2. En el pesebre, la infinita bondad de Dios
Consideremos la humildad inherente al pesebre. La mayoría de las escenas del nacimiento de Jesús nos muestran que la tosca cuna de Jesús se encontraba en un establo, en medio de un montón de heno y de animales. ¡María tuvo que dar a luz en esas condiciones! Ella envuelve al bebé en paños y lo acuesta en un comedero. Todas las circunstancias de este nacimiento fueron groseras: el rechazo en las posadas de Belén, la gruta, el pesebre. ¿Por qué Dios quiso enviar a su Hijo en medio de esta gran humillación? ¡Para hacernos ver cuán bajo Él se inclinó para salvarnos! Esto refleja la infinita bondad del Señor y nuestra gran necesidad de ser socorridos por Él.
Naciendo en el establo de Belén, el Niño Dios no podría haber escogido un medio mejor para colocarse a disposición de todos los hombres, pobres y ricos, grandes y pequeños, sin distinción de personas. Nació en un lugar público, de libre acceso, sin que nadie pudiese impedir aproximarse de Él. Quiso ser todo para todos.

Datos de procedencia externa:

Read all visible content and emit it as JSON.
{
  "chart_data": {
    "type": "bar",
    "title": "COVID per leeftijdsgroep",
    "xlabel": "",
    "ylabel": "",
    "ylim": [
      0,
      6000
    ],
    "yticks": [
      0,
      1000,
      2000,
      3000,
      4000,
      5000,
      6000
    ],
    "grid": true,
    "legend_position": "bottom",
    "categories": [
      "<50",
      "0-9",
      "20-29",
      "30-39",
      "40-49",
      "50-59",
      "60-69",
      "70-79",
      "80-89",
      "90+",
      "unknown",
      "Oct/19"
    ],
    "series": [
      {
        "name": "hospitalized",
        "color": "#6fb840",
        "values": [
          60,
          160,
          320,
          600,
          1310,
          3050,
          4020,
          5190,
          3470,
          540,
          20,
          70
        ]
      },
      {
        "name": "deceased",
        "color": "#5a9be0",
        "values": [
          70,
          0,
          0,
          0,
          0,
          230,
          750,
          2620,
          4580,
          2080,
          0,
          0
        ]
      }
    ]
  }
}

II – EL EJEMPLO DE LOS PASTORES
Jesús vino al mundo rodeado de las indecibles solicitudes de su Madre Santísima y trajo una inmensa alegría a la tierra entera. El Salvador apareció y un Niño nos fue dado. Él nos manda a avisar, dice San Alfonso María de Ligorio, que es la “flor de los campos y la azucena de los valles” (Cant 2, 1), para darnos a entender que, así como nació tan humilde, así los humildes lo encontrarán.
1. Imitemos a los pastores de Belén
La gruta está abierta para que todos puedan entrar a venerar al recién nacido. Allí está Él, como un bebé, sobre pajas, para atraer a quienes lo buscan. Como los pastores, también yo estoy invitado a Belén. Y, como ellos, tengo que apurarme e ir al encuentro del Niño, nacido para mi salvación. Cuántos pretextos aparentemente legítimos podrían haber alegado los pastores para no moverse con prisa a buscar al Niño: la larga distancia por recorrer, el riesgo de abandonar el rebaño, el frío del invierno, etc. Ahora bien, en nuestros días, ¡cuántos católicos, por frivolidad, dejan de cumplir sus obligaciones de fe, alegando justificativas banales e inclusive fantasiosas!
¿Seré yo también de ese número? ¿Cómo me he comportado en cuanto discípulo del Niño Dios?
Nada consiguió retardar los pasos de aquellos piadosos pastores, y por eso merecieron encontrar no solo a Jesús, sino también a María y José. Debemos imitar con admiración la heroica fe de aquellos hombres tan simples que, delante de aquel Niño frágil, recostado en un pesebre, no dudaron ni un solo instante que se trataba de su Salvador, esperado desde hacía milenios por la humanidad.
2. La ofrenda de nuestro corazón contrito y amoroso
Prestemos oídos, por lo tanto, a la exhortación del santo, cuando nos dice: “¡Levantaos, almas fieles! Jesús os invita a venir esta noche a besarle sus pies. Los pastores y los Magos que lo fueron a visitar le llevaron sus presentes. Es preciso que también le ofrezcáis los vuestros. ¿Pero, que le vais a ofrecer? Escuchadme: el regalo más agradable que podréis ofrecer a Jesús es un corazón arrepentido y amante. He aquí pues, los sentimientos que cada uno debe expresar al Dios Niño en el pesebre de Belén.”
Sigamos este consejo y hagamos de nuestro corazón un presente digno de ser depositado a los pies del Divino Infante, por las manos de su Madre Santísima, que nos recibe en la gruta de Belén.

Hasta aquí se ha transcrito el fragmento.